I hated that I started to cry then.

"I was, once, you know," I said. "I tried to be. I could have made it. But you took care of that."

"I took care of nothing," he said, his face stern. "I only--"

I stepped forward and punched him in the jaw with as much power as I could muster. My hand stung afterward but I wanted to kiss the pain.

He, on the other hand, fell back in total shock. I suppose it's not every day a millennia-old being gets socked in the mouth by a young man who is, all things considered, a specimen of utterly insignificant mortality.

"You did this," I said. "Just remember that."

His face darkened.

"You--"

I hit him again.

"Get out," I whispered. My voice grew louder. "Get out, get out, get out! GET OUT! YOU'RE JUST LIKE THE REST OF THEM! I'M SURROUNDED BY WORTHLESS PIECES OF SHIT!"

I suppose that last bit was too much for his delicate sensibilities, because at that moment he vanished from the room. He wasn't gone for a moment before Cruelty materialized in his place.

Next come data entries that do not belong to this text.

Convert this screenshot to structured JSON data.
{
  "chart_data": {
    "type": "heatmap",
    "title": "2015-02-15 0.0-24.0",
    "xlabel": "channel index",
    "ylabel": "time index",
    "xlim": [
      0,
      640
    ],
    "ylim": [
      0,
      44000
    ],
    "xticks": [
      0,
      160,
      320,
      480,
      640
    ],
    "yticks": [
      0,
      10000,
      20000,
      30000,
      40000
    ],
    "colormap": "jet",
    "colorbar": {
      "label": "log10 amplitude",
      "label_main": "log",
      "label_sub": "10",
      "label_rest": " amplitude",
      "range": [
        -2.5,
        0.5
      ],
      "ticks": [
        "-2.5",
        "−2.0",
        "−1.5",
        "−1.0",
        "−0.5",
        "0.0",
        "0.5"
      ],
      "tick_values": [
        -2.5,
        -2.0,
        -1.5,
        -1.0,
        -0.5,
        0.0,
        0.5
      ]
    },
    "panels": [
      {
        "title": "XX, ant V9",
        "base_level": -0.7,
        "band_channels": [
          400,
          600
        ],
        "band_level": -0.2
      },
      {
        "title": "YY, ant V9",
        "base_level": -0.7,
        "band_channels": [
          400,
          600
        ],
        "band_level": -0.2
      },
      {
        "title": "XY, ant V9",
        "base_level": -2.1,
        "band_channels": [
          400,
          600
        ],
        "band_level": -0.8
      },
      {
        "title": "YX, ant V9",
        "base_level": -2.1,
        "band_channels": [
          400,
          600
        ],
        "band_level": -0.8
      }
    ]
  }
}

"BB," she smiled. "Would you like a glass of wine?"

I smirked my approval at her ever-so-timely Skrillex haircut.

"Why, Cruelty," I said. "I thought you'd never ask."

She raised her vial of Merlot in a demented toast.

"Isn't it marvelous when you stop caring?" she asked with her shark's grin.

"It is marvelous," I agreed. "Absolutely marvelous."

I'm Still Here--Still Dipping, Dipping Low

I've been absent a while, guys, and for that I'm sorry. I just thought you should know that I am still here, even if it feels like I'm finally at the end of something. What is there to say when everything's the same?

The last month or so has been a blessing, though. It's been a revelation and has shown me the way to an open door that will terminate this endless hallway. Beyond that, there's been a blogger visit that was, dare I say, truly fabulous.

All those things coming soon. Thanks for sticking around.